4. La diffusion de méthodologies collaboratives
La diffusion de méthodologies collaboratives permettant aux collaborateurs de travailler efficacement dans ces nouvelles organisations autonomes et entrepreneuriales. Ces méthodes fondées sur l’intelligence collective ont été créées dans les années 1960 et 70, et se sont lentement diffusées et perfectionnées, mais restent encore marginales dans le plupart des entreprises : design thinking, growth hacking, business agility… Dans des organisations entrepreneuriales et décentralisées, elles sont destinées à devenir la norme.
5. La promotion d’une culture interne favorisant la bienveillance, l’empathie et la prise en compte des individus dans leur globalité
La promotion d’une culture interne favorisant la bienveillance, l’empathie et la prise en compte des individus dans leur globalité, professionnellement et personnellement.
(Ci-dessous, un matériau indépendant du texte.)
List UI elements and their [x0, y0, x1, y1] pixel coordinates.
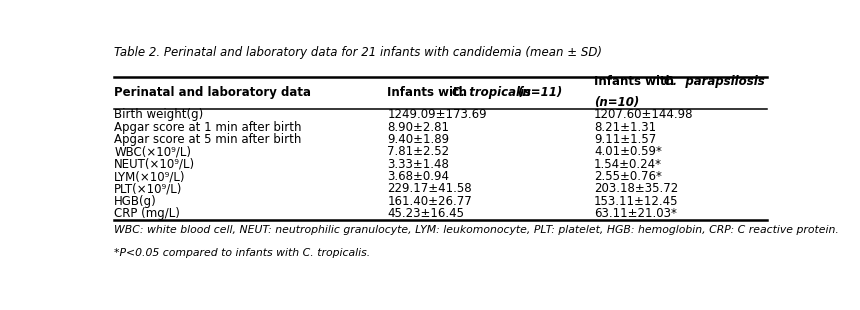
- Text: 161.40±26.77: 161.40±26.77: [387, 195, 472, 208]
- Text: CRP (mg/L): CRP (mg/L): [114, 207, 180, 220]
- Text: PLT(×10⁹/L): PLT(×10⁹/L): [114, 183, 182, 196]
- Text: 153.11±12.45: 153.11±12.45: [594, 195, 679, 208]
- Text: 2.55±0.76*: 2.55±0.76*: [594, 170, 662, 183]
- Text: Apgar score at 1 min after birth: Apgar score at 1 min after birth: [114, 121, 302, 134]
- Text: C. tropicalis: C. tropicalis: [452, 86, 531, 99]
- Text: (n=10): (n=10): [594, 96, 639, 109]
- Text: 7.81±2.52: 7.81±2.52: [387, 145, 450, 158]
- Text: NEUT(×10⁹/L): NEUT(×10⁹/L): [114, 158, 195, 171]
- Text: 3.33±1.48: 3.33±1.48: [387, 158, 449, 171]
- Text: Infants with: Infants with: [594, 75, 682, 88]
- Text: HGB(g): HGB(g): [114, 195, 157, 208]
- Text: 8.90±2.81: 8.90±2.81: [387, 121, 450, 134]
- Text: 8.21±1.31: 8.21±1.31: [594, 121, 656, 134]
- Text: 229.17±41.58: 229.17±41.58: [387, 183, 472, 196]
- Text: 3.68±0.94: 3.68±0.94: [387, 170, 450, 183]
- Text: 9.40±1.89: 9.40±1.89: [387, 133, 450, 146]
- Text: 63.11±21.03*: 63.11±21.03*: [594, 207, 677, 220]
- Text: 9.11±1.57: 9.11±1.57: [594, 133, 656, 146]
- Text: 203.18±35.72: 203.18±35.72: [594, 183, 679, 196]
- Text: WBC(×10⁹/L): WBC(×10⁹/L): [114, 145, 191, 158]
- Text: 4.01±0.59*: 4.01±0.59*: [594, 145, 662, 158]
- Text: Table 2. Perinatal and laboratory data for 21 infants with candidemia (mean ± SD: Table 2. Perinatal and laboratory data f…: [114, 46, 602, 59]
- Text: Birth weight(g): Birth weight(g): [114, 108, 204, 122]
- Text: WBC: white blood cell, NEUT: neutrophilic granulocyte, LYM: leukomonocyte, PLT: : WBC: white blood cell, NEUT: neutrophili…: [114, 224, 839, 235]
- Text: 1.54±0.24*: 1.54±0.24*: [594, 158, 662, 171]
- Text: *P<0.05 compared to infants with C. tropicalis.: *P<0.05 compared to infants with C. trop…: [114, 248, 371, 259]
- Text: 45.23±16.45: 45.23±16.45: [387, 207, 464, 220]
- Text: 1249.09±173.69: 1249.09±173.69: [387, 108, 487, 122]
- Text: C.  parapsilosis: C. parapsilosis: [664, 75, 765, 88]
- Text: (n=11): (n=11): [518, 86, 562, 99]
- Text: Apgar score at 5 min after birth: Apgar score at 5 min after birth: [114, 133, 302, 146]
- Text: Infants with: Infants with: [387, 86, 471, 99]
- Text: LYM(×10⁹/L): LYM(×10⁹/L): [114, 170, 186, 183]
- Text: Perinatal and laboratory data: Perinatal and laboratory data: [114, 86, 311, 99]
- Text: 1207.60±144.98: 1207.60±144.98: [594, 108, 693, 122]
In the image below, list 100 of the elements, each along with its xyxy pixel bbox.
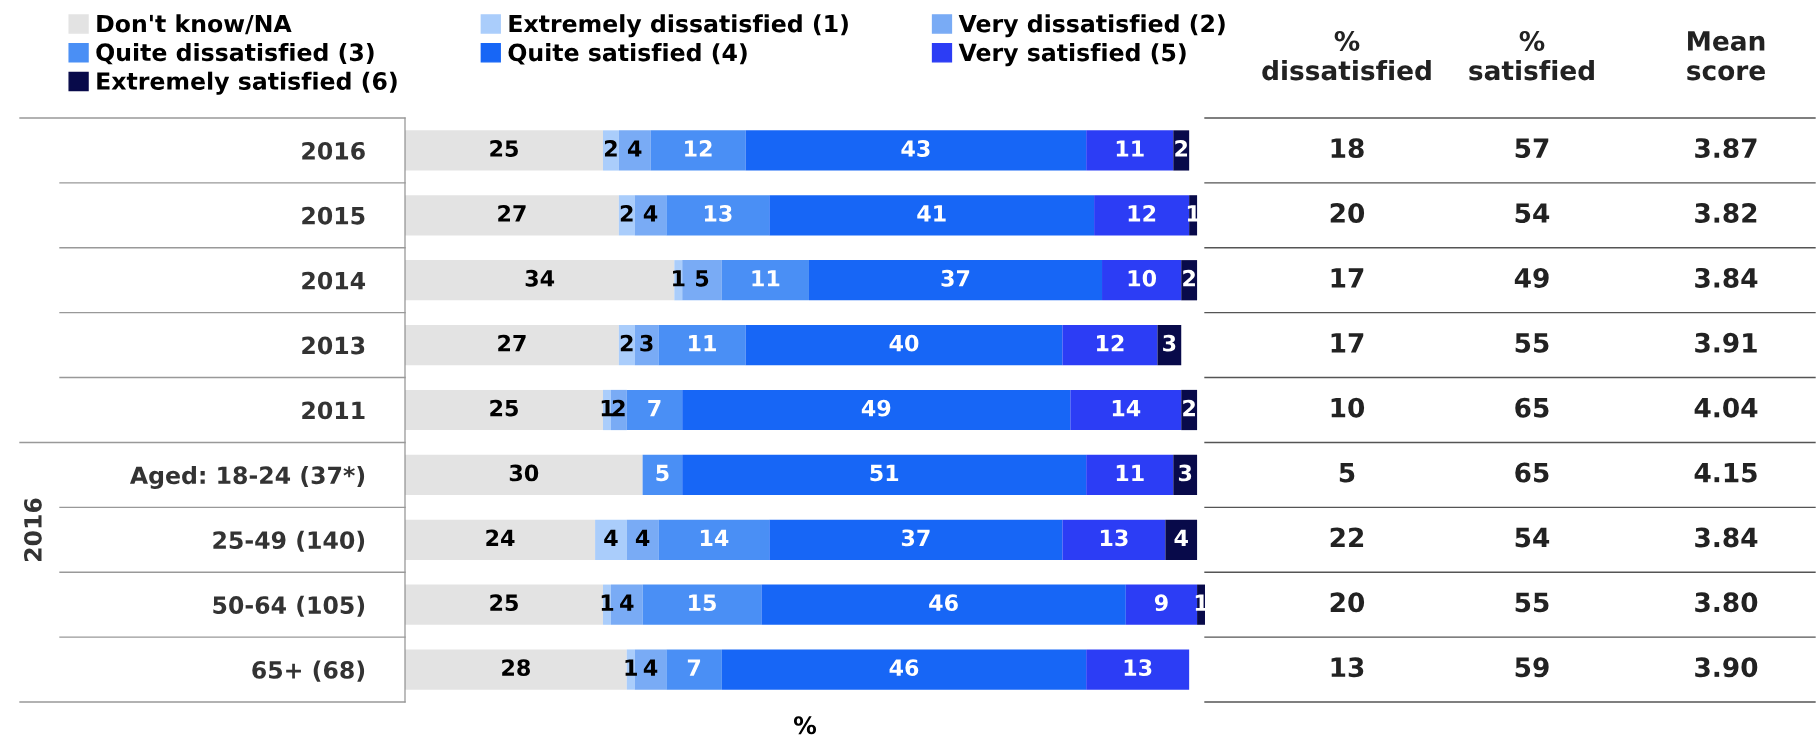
text: 65: [1515, 397, 1549, 418]
data-label: 15: [689, 594, 716, 612]
legend-label: Very dissatisfied (2): [958, 14, 1225, 38]
data-label: 13: [1100, 529, 1128, 547]
data-label: 37: [941, 269, 970, 287]
text: 3.80: [1695, 592, 1758, 613]
data-label: 11: [752, 270, 780, 287]
bar: [721, 260, 809, 301]
text: 4.04: [1694, 397, 1758, 418]
data-label: 4: [643, 659, 658, 676]
data-label: 4: [620, 594, 634, 611]
data-label: 34: [525, 269, 555, 287]
text: 4.15: [1694, 462, 1757, 483]
text: 20: [1330, 592, 1365, 613]
bar: [658, 325, 746, 366]
bar: [745, 325, 1063, 366]
data-label: 3: [1178, 464, 1192, 482]
bar: [1062, 519, 1166, 560]
y-tick-label: 50-64 (105): [213, 595, 365, 617]
bar: [769, 519, 1063, 560]
text: 3.91: [1695, 332, 1757, 353]
data-label: 30: [509, 464, 539, 482]
data-label: 46: [889, 659, 919, 676]
text: 54: [1515, 527, 1550, 548]
text: 65: [1515, 462, 1549, 483]
data-label: 5: [656, 464, 669, 482]
y-tick-label: 2015: [302, 206, 365, 225]
y-tick-label: 2013: [302, 336, 365, 355]
data-label: 14: [1112, 399, 1141, 417]
data-label: 27: [498, 204, 526, 222]
y-tick-label: 2011: [302, 401, 365, 420]
data-label: 2: [1183, 269, 1195, 287]
legend-label: Quite satisfied (4): [508, 43, 747, 65]
bar: [642, 454, 683, 495]
bar: [642, 584, 762, 625]
data-label: 9: [1154, 594, 1168, 612]
text: 5: [1339, 462, 1355, 483]
y-tick-label: 2016: [302, 141, 365, 160]
bar: [1102, 260, 1182, 301]
data-label: 1: [625, 659, 637, 676]
text: 20: [1330, 203, 1365, 223]
data-label: 12: [685, 140, 712, 157]
bar: [769, 195, 1095, 236]
bar: [405, 649, 627, 690]
bar: [1086, 130, 1174, 171]
text: 13: [1331, 657, 1364, 678]
data-label: 12: [1128, 204, 1156, 222]
data-label: 37: [901, 529, 930, 547]
data-label: 46: [929, 594, 958, 612]
data-label: 4: [643, 205, 658, 222]
data-label: 7: [687, 659, 701, 676]
bar: [405, 519, 596, 560]
data-label: 25: [490, 399, 518, 417]
bar: [595, 519, 627, 560]
data-label: 24: [486, 529, 515, 546]
data-label: 25: [490, 140, 518, 157]
data-label: 11: [1116, 140, 1144, 157]
legend-label: Extremely satisfied (6): [97, 71, 397, 95]
data-label: 13: [1124, 659, 1152, 676]
bar: [1086, 649, 1190, 690]
text: 3.84: [1695, 267, 1758, 288]
data-label: 5: [696, 270, 709, 287]
data-label: 41: [917, 205, 946, 222]
text: 18: [1331, 138, 1364, 159]
data-label: 11: [689, 335, 716, 352]
legend-label: Very satisfied (5): [958, 43, 1186, 67]
bar: [658, 519, 770, 560]
data-label: 4: [1174, 529, 1188, 546]
data-label: 51: [870, 464, 899, 482]
text: 10: [1331, 397, 1365, 418]
data-label: 3: [640, 334, 653, 352]
bar: [1062, 325, 1158, 366]
data-label: 10: [1128, 269, 1157, 287]
data-label: 2: [1175, 140, 1188, 157]
text: 17: [1331, 268, 1364, 288]
data-label: 11: [1116, 464, 1144, 482]
data-label: 4: [635, 529, 650, 546]
data-label: 3: [1163, 334, 1176, 352]
text: 2016: [23, 498, 42, 561]
bar: [618, 130, 651, 171]
y-tick-label: 65+ (68): [252, 660, 365, 682]
y-tick-label: Aged: 18-24 (37*): [129, 465, 365, 489]
data-label: 2: [1183, 399, 1195, 417]
legend-label: Quite dissatisfied (3): [96, 42, 374, 65]
legend-label: Don't know/NA: [97, 14, 292, 35]
data-label: 25: [490, 594, 518, 612]
bar: [682, 454, 1087, 495]
data-label: 12: [1097, 334, 1124, 352]
text: 55: [1515, 333, 1549, 353]
data-label: 7: [648, 399, 661, 417]
data-label: 4: [604, 529, 618, 546]
bar: [1086, 454, 1174, 495]
bar: [405, 130, 604, 171]
data-label: 1: [601, 399, 614, 417]
bar: [405, 195, 619, 236]
data-label: 13: [704, 204, 732, 222]
data-label: 2: [604, 140, 617, 157]
data-label: 40: [889, 334, 919, 352]
bar: [626, 389, 683, 431]
data-label: 1: [601, 594, 614, 611]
Les épidémies touchent potentiellement tout un chacun dans son activité mais aussi dans sa vie familiale, qui peut être affectée par la maladie ou le décès de proches. Les organisations vont être soumises à une injonction paradoxale : prêter beaucoup plus d’attention qu’auparavant aux situations personnelles de leurs collaborateurs, tout en respectant leur droit à la vie privée.
6. La capacité à s’appuyer concrètement sur un socle de valeurs solides et effectivement mises en oeuvre
Enfin, point majeur, la capacité à s’appuyer concrètement sur un socle de valeurs solides et effectivement mises en oeuvre, qui puisse résister à des situations de stress intense. C’est précisément lors de conditions extrêmes comme la crise actuelle que l’on peut vérifier si les engagements vis à vis des parties prenantes (clients, salariés, actionnaires, fournisseurs, prestataires, communautés et territoires d’implantation, etc) sont conformes aux les valeurs affichées – y compris dans les décisions les plus terre à terre comme confirmer ou rompre des engagements contractuels par exemple.